Sunday, October 23, 2016

A thousand sheep and absolutely no lettuce

It’s officially fall in Galway—as evidenced by the crunchy leaves, the lab being on a horrible hot/cold/hot/cold cycle as the radiator gets too excited and you crack open a window only to let in a torrent of cold, rain, and sadness, and the fact that as I write this in my room, I keep making typos because my fingers are so cold. (Sleeping in a blanket burrito and a wool hat is actually kind of nice, though—up until you have to roll out of bed in the morning.)

A couple of weeks ago I wrote about getting sick—the first common fear that people talked about at my Dialogue orientation session. The second fear was food. Specifically, these worries came from people who were traveling with food restrictions, everything from not eating meat to gluten intolerance to life-threatening allergies.

I’ve wondered if I subconsciously chose Ireland just for the food. I’ve been vegetarian since I was eight, which makes a few regions pretty implausible; my face swells up about 20% of the times I eat tomato sauce (I still haven’t figured this one out), so the Mediterranean area seems ill-advised; and I’ve always been interested in the Middle East, but the slightest trace of chickpeas sends my body into apocalypse mode, and spending a semester in the Middle East avoiding hummus and falafel just seems unrealistic. Ireland, on the other hand, heavily features potatoes, carrots, and cows. This is good. Root vegetables and dairy, I can work with.

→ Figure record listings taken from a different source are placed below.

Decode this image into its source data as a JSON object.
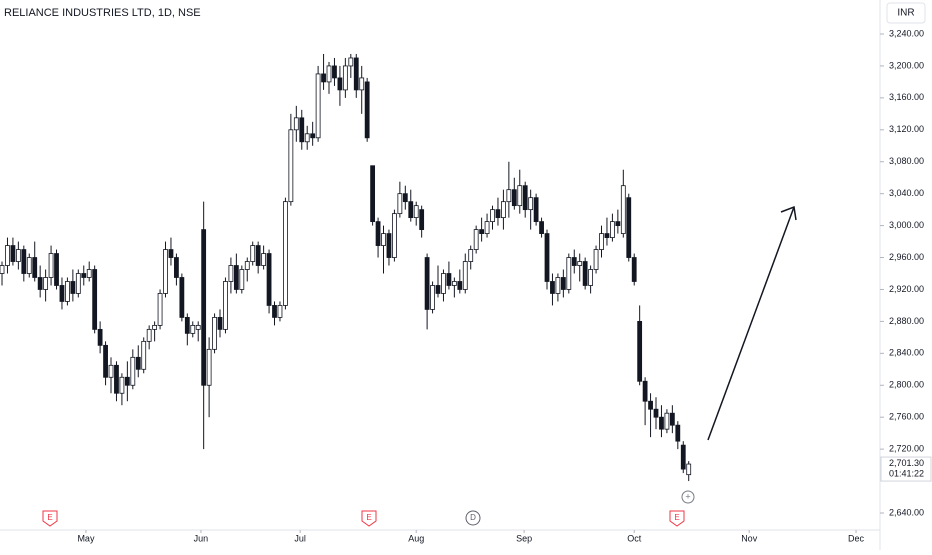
{
  "chart_data": {
    "type": "candlestick",
    "title": "RELIANCE INDUSTRIES LTD, 1D, NSE",
    "currency": "INR",
    "last_price": {
      "value": 2701.3,
      "label": "2,701.30"
    },
    "countdown": "01:41:22",
    "events": [
      "E",
      "E",
      "D",
      "E"
    ],
    "ylim": [
      2618.7,
      3282.6
    ],
    "yticks": [
      {
        "value": 3240,
        "label": "3,240.00"
      },
      {
        "value": 3200,
        "label": "3,200.00"
      },
      {
        "value": 3160,
        "label": "3,160.00"
      },
      {
        "value": 3120,
        "label": "3,120.00"
      },
      {
        "value": 3080,
        "label": "3,080.00"
      },
      {
        "value": 3040,
        "label": "3,040.00"
      },
      {
        "value": 3000,
        "label": "3,000.00"
      },
      {
        "value": 2960,
        "label": "2,960.00"
      },
      {
        "value": 2920,
        "label": "2,920.00"
      },
      {
        "value": 2880,
        "label": "2,880.00"
      },
      {
        "value": 2840,
        "label": "2,840.00"
      },
      {
        "value": 2800,
        "label": "2,800.00"
      },
      {
        "value": 2760,
        "label": "2,760.00"
      },
      {
        "value": 2720,
        "label": "2,720.00"
      },
      {
        "value": 2640,
        "label": "2,640.00"
      }
    ],
    "xlim": [
      -0.37,
      161.1
    ],
    "xticks": [
      {
        "value": 15.4,
        "label": "May"
      },
      {
        "value": 36.5,
        "label": "Jun"
      },
      {
        "value": 54.7,
        "label": "Jul"
      },
      {
        "value": 76.0,
        "label": "Aug"
      },
      {
        "value": 95.8,
        "label": "Sep"
      },
      {
        "value": 116.0,
        "label": "Oct"
      },
      {
        "value": 137.1,
        "label": "Nov"
      },
      {
        "value": 156.7,
        "label": "Dec"
      }
    ],
    "ohlc": [
      [
        2940,
        2955,
        2925,
        2950
      ],
      [
        2950,
        2985,
        2940,
        2975
      ],
      [
        2975,
        2985,
        2950,
        2955
      ],
      [
        2955,
        2980,
        2945,
        2970
      ],
      [
        2970,
        2975,
        2930,
        2940
      ],
      [
        2940,
        2965,
        2935,
        2960
      ],
      [
        2960,
        2980,
        2930,
        2935
      ],
      [
        2935,
        2950,
        2910,
        2920
      ],
      [
        2920,
        2945,
        2905,
        2935
      ],
      [
        2935,
        2975,
        2925,
        2965
      ],
      [
        2965,
        2970,
        2920,
        2925
      ],
      [
        2925,
        2935,
        2895,
        2905
      ],
      [
        2905,
        2935,
        2900,
        2930
      ],
      [
        2930,
        2945,
        2905,
        2915
      ],
      [
        2915,
        2945,
        2910,
        2940
      ],
      [
        2940,
        2950,
        2925,
        2935
      ],
      [
        2935,
        2955,
        2930,
        2945
      ],
      [
        2945,
        2950,
        2865,
        2870
      ],
      [
        2870,
        2880,
        2840,
        2850
      ],
      [
        2850,
        2855,
        2800,
        2810
      ],
      [
        2810,
        2835,
        2790,
        2825
      ],
      [
        2825,
        2830,
        2780,
        2790
      ],
      [
        2790,
        2815,
        2775,
        2810
      ],
      [
        2810,
        2830,
        2780,
        2800
      ],
      [
        2800,
        2845,
        2795,
        2835
      ],
      [
        2835,
        2850,
        2810,
        2820
      ],
      [
        2820,
        2860,
        2815,
        2855
      ],
      [
        2855,
        2875,
        2845,
        2870
      ],
      [
        2870,
        2880,
        2855,
        2875
      ],
      [
        2875,
        2920,
        2870,
        2915
      ],
      [
        2915,
        2980,
        2910,
        2970
      ],
      [
        2970,
        2985,
        2950,
        2960
      ],
      [
        2960,
        2965,
        2925,
        2935
      ],
      [
        2935,
        2940,
        2880,
        2885
      ],
      [
        2885,
        2890,
        2850,
        2865
      ],
      [
        2865,
        2880,
        2860,
        2875
      ],
      [
        2870,
        2880,
        2855,
        2875
      ],
      [
        2995,
        3030,
        2720,
        2800
      ],
      [
        2800,
        2860,
        2760,
        2845
      ],
      [
        2845,
        2890,
        2840,
        2885
      ],
      [
        2885,
        2895,
        2860,
        2870
      ],
      [
        2870,
        2935,
        2865,
        2930
      ],
      [
        2930,
        2960,
        2915,
        2950
      ],
      [
        2950,
        2965,
        2915,
        2920
      ],
      [
        2920,
        2950,
        2915,
        2945
      ],
      [
        2945,
        2960,
        2930,
        2955
      ],
      [
        2955,
        2980,
        2950,
        2975
      ],
      [
        2975,
        2980,
        2940,
        2950
      ],
      [
        2950,
        2975,
        2945,
        2965
      ],
      [
        2965,
        2970,
        2890,
        2900
      ],
      [
        2900,
        2905,
        2875,
        2885
      ],
      [
        2885,
        2905,
        2880,
        2900
      ],
      [
        2900,
        3035,
        2895,
        3030
      ],
      [
        3030,
        3140,
        3025,
        3120
      ],
      [
        3120,
        3150,
        3105,
        3135
      ],
      [
        3135,
        3145,
        3095,
        3105
      ],
      [
        3105,
        3125,
        3095,
        3115
      ],
      [
        3115,
        3130,
        3100,
        3110
      ],
      [
        3110,
        3200,
        3105,
        3190
      ],
      [
        3190,
        3215,
        3170,
        3180
      ],
      [
        3180,
        3205,
        3165,
        3200
      ],
      [
        3200,
        3210,
        3175,
        3185
      ],
      [
        3185,
        3200,
        3150,
        3170
      ],
      [
        3170,
        3210,
        3160,
        3200
      ],
      [
        3200,
        3215,
        3185,
        3210
      ],
      [
        3210,
        3215,
        3160,
        3170
      ],
      [
        3170,
        3200,
        3140,
        3185
      ],
      [
        3180,
        3185,
        3105,
        3110
      ],
      [
        3075,
        3075,
        3000,
        3005
      ],
      [
        3005,
        3010,
        2960,
        2975
      ],
      [
        2975,
        3000,
        2940,
        2990
      ],
      [
        2990,
        2995,
        2950,
        2960
      ],
      [
        2960,
        3020,
        2955,
        3015
      ],
      [
        3015,
        3055,
        3010,
        3040
      ],
      [
        3040,
        3050,
        3020,
        3030
      ],
      [
        3030,
        3045,
        3005,
        3010
      ],
      [
        3010,
        3030,
        3000,
        3025
      ],
      [
        3020,
        3025,
        2985,
        2995
      ],
      [
        2960,
        2965,
        2870,
        2895
      ],
      [
        2895,
        2930,
        2890,
        2925
      ],
      [
        2925,
        2950,
        2910,
        2915
      ],
      [
        2915,
        2945,
        2905,
        2940
      ],
      [
        2940,
        2955,
        2920,
        2925
      ],
      [
        2925,
        2935,
        2910,
        2930
      ],
      [
        2930,
        2945,
        2915,
        2920
      ],
      [
        2920,
        2965,
        2915,
        2955
      ],
      [
        2955,
        2975,
        2945,
        2970
      ],
      [
        2970,
        3000,
        2965,
        2995
      ],
      [
        2995,
        3010,
        2980,
        2990
      ],
      [
        2990,
        3015,
        2985,
        3005
      ],
      [
        3005,
        3025,
        2995,
        3020
      ],
      [
        3020,
        3035,
        3000,
        3010
      ],
      [
        3010,
        3045,
        2995,
        3030
      ],
      [
        3030,
        3080,
        3010,
        3045
      ],
      [
        3045,
        3060,
        3020,
        3025
      ],
      [
        3025,
        3070,
        3015,
        3050
      ],
      [
        3050,
        3055,
        3010,
        3020
      ],
      [
        3020,
        3045,
        2995,
        3035
      ],
      [
        3035,
        3040,
        3000,
        3005
      ],
      [
        3005,
        3010,
        2985,
        2990
      ],
      [
        2990,
        2995,
        2920,
        2930
      ],
      [
        2930,
        2940,
        2900,
        2915
      ],
      [
        2915,
        2940,
        2905,
        2935
      ],
      [
        2935,
        2945,
        2910,
        2920
      ],
      [
        2920,
        2965,
        2915,
        2960
      ],
      [
        2960,
        2970,
        2940,
        2950
      ],
      [
        2950,
        2965,
        2930,
        2955
      ],
      [
        2955,
        2960,
        2920,
        2925
      ],
      [
        2925,
        2950,
        2915,
        2945
      ],
      [
        2945,
        2975,
        2940,
        2970
      ],
      [
        2970,
        3000,
        2960,
        2990
      ],
      [
        2990,
        3010,
        2975,
        2985
      ],
      [
        2985,
        3015,
        2980,
        3005
      ],
      [
        3005,
        3020,
        2990,
        3000
      ],
      [
        2990,
        3070,
        2985,
        3050
      ],
      [
        3035,
        3040,
        2955,
        2960
      ],
      [
        2960,
        2965,
        2925,
        2930
      ],
      [
        2880,
        2900,
        2800,
        2805
      ],
      [
        2805,
        2810,
        2750,
        2780
      ],
      [
        2780,
        2790,
        2735,
        2770
      ],
      [
        2770,
        2785,
        2745,
        2760
      ],
      [
        2760,
        2775,
        2735,
        2745
      ],
      [
        2745,
        2770,
        2740,
        2765
      ],
      [
        2765,
        2775,
        2740,
        2750
      ],
      [
        2750,
        2755,
        2720,
        2730
      ],
      [
        2725,
        2730,
        2690,
        2695
      ],
      [
        2688,
        2705,
        2680,
        2701.3
      ]
    ]
  }
}
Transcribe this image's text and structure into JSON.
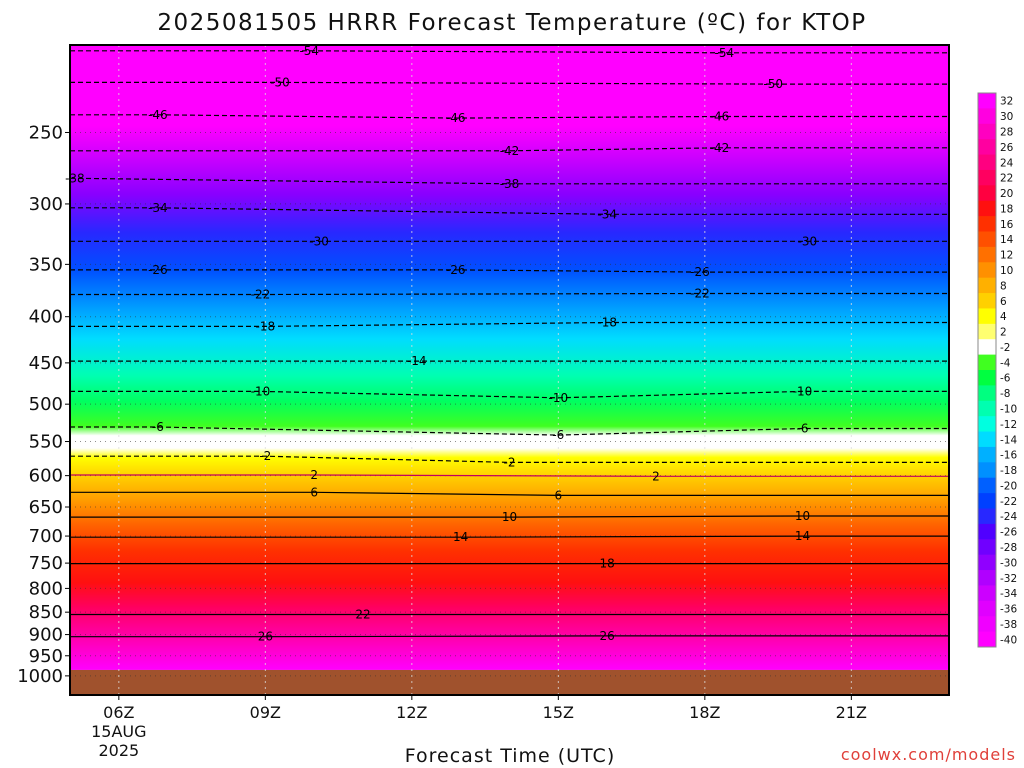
{
  "title": "2025081505 HRRR Forecast Temperature (ºC) for KTOP",
  "credit": "coolwx.com/models",
  "chart_data": {
    "type": "heatmap",
    "title": "2025081505 HRRR Forecast Temperature (ºC) for KTOP",
    "xlabel": "Forecast Time (UTC)",
    "ylabel": "",
    "x_ticks": [
      "06Z",
      "09Z",
      "12Z",
      "15Z",
      "18Z",
      "21Z"
    ],
    "x_date_label": [
      "15AUG",
      "2025"
    ],
    "x_range_hours": [
      5,
      23
    ],
    "y_scale": "log-pressure",
    "y_range_hpa": [
      1050,
      200
    ],
    "y_ticks": [
      250,
      300,
      350,
      400,
      450,
      500,
      550,
      600,
      650,
      700,
      750,
      800,
      850,
      900,
      950,
      1000
    ],
    "grid": "dotted",
    "colorbar_ticks": [
      32,
      30,
      28,
      26,
      24,
      22,
      20,
      18,
      16,
      14,
      12,
      10,
      8,
      6,
      4,
      2,
      -2,
      -4,
      -6,
      -8,
      -10,
      -12,
      -14,
      -16,
      -18,
      -20,
      -22,
      -24,
      -26,
      -28,
      -30,
      -32,
      -34,
      -36,
      -38,
      -40
    ],
    "colors": {
      "ground": "#a0522d",
      "warm_max": "#ff00ff",
      "cold_max": "#ff00ff",
      "near_zero": "#ffffff"
    },
    "contour_labels": [
      {
        "value": -54,
        "hour": 9.9,
        "p": 203
      },
      {
        "value": -54,
        "hour": 18.4,
        "p": 204
      },
      {
        "value": -50,
        "hour": 9.3,
        "p": 220
      },
      {
        "value": -50,
        "hour": 19.4,
        "p": 221
      },
      {
        "value": -46,
        "hour": 6.8,
        "p": 239
      },
      {
        "value": -46,
        "hour": 12.9,
        "p": 241
      },
      {
        "value": -46,
        "hour": 18.3,
        "p": 240
      },
      {
        "value": -42,
        "hour": 14.0,
        "p": 262
      },
      {
        "value": -42,
        "hour": 18.3,
        "p": 260
      },
      {
        "value": -38,
        "hour": 5.1,
        "p": 281
      },
      {
        "value": -38,
        "hour": 14.0,
        "p": 285
      },
      {
        "value": -34,
        "hour": 6.8,
        "p": 303
      },
      {
        "value": -34,
        "hour": 16.0,
        "p": 308
      },
      {
        "value": -30,
        "hour": 10.1,
        "p": 330
      },
      {
        "value": -30,
        "hour": 20.1,
        "p": 330
      },
      {
        "value": -26,
        "hour": 6.8,
        "p": 355
      },
      {
        "value": -26,
        "hour": 12.9,
        "p": 355
      },
      {
        "value": -26,
        "hour": 17.9,
        "p": 357
      },
      {
        "value": -22,
        "hour": 8.9,
        "p": 378
      },
      {
        "value": -22,
        "hour": 17.9,
        "p": 377
      },
      {
        "value": -18,
        "hour": 9.0,
        "p": 410
      },
      {
        "value": -18,
        "hour": 16.0,
        "p": 406
      },
      {
        "value": -14,
        "hour": 12.1,
        "p": 448
      },
      {
        "value": -10,
        "hour": 8.9,
        "p": 484
      },
      {
        "value": -10,
        "hour": 15.0,
        "p": 492
      },
      {
        "value": -10,
        "hour": 20.0,
        "p": 484
      },
      {
        "value": -6,
        "hour": 6.8,
        "p": 530
      },
      {
        "value": -6,
        "hour": 15.0,
        "p": 541
      },
      {
        "value": -6,
        "hour": 20.0,
        "p": 532
      },
      {
        "value": -2,
        "hour": 9.0,
        "p": 571
      },
      {
        "value": -2,
        "hour": 14.0,
        "p": 580
      },
      {
        "value": 2,
        "hour": 10.0,
        "p": 599
      },
      {
        "value": 2,
        "hour": 17.0,
        "p": 601
      },
      {
        "value": 6,
        "hour": 10.0,
        "p": 626
      },
      {
        "value": 6,
        "hour": 15.0,
        "p": 631
      },
      {
        "value": 10,
        "hour": 14.0,
        "p": 667
      },
      {
        "value": 10,
        "hour": 20.0,
        "p": 665
      },
      {
        "value": 14,
        "hour": 13.0,
        "p": 702
      },
      {
        "value": 14,
        "hour": 20.0,
        "p": 700
      },
      {
        "value": 18,
        "hour": 16.0,
        "p": 751
      },
      {
        "value": 22,
        "hour": 11.0,
        "p": 855
      },
      {
        "value": 26,
        "hour": 9.0,
        "p": 905
      },
      {
        "value": 26,
        "hour": 16.0,
        "p": 903
      }
    ]
  }
}
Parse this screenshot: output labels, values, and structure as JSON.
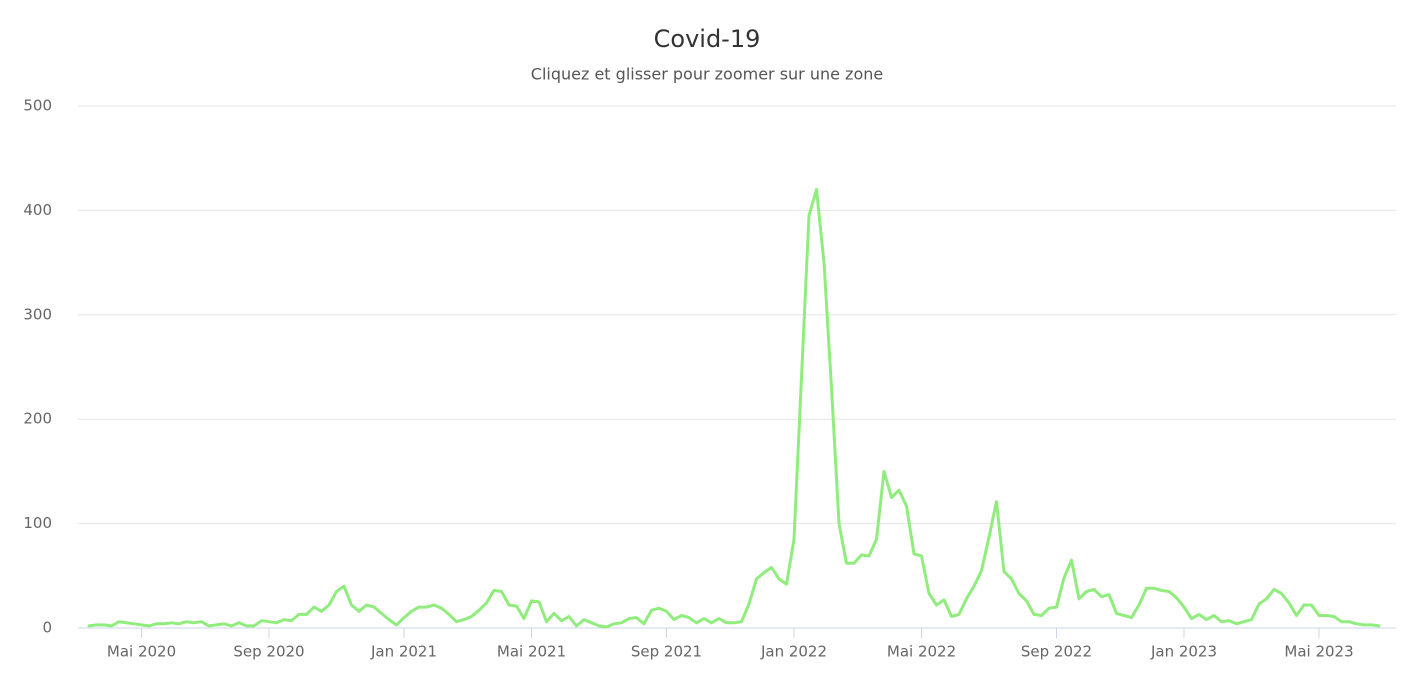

I actually know several people who’ve come to Ireland with multiple food allergies and survived. When people think about eating in a foreign country, I think what comes to mind is food carts and restaurants—when the reality is that if you’re staying for an extended period of time, you’ll be spending less time ordering off a menu where you can’t pronounce anything and more time wandering the aisles of the grocery store, trying to find the flour and figure out whether green vegetables exist. (Spoiler alert: they don’t. Ireland is an island filled with sheep. There is no room to grow lettuce here.) My diet here is pretty much the same as it is in Boston. It’s called muesli and not granola; I eat less fruit because it’s crazy expensive (see: this isle is full of sheep—shoutout to anyone who gets the literary reference); I eat carrots every day instead of broccoli every day, because they cost next to nothing. But on an extended trip like study-abroad or co-op, you have a lot of control over what you eat. The only thing I can’t accept here is the baked beans. They come canned in tomato sauce. What is that?

You also have the option of finding at least one thing you can eat that’s easily available where you are, and eating exclusively that—functional, if not ideal. During the week we lived in a hostel on my Dialogue before moving into our dorm apartments, we ate most of our meals at restaurants, and I pretty much ate potatoes, bread, and soup three times a day. (If you’re looking to crash-diet, this would be an awesome approach, because I lost five pounds that week; otherwise, you might want to diversify.)

tl;dr (I don’t blame you—I really never shut up)? If you’re letting concerns about food hold you back from going abroad, don’t.


Except for the baked beans. I will never understand the baked beans.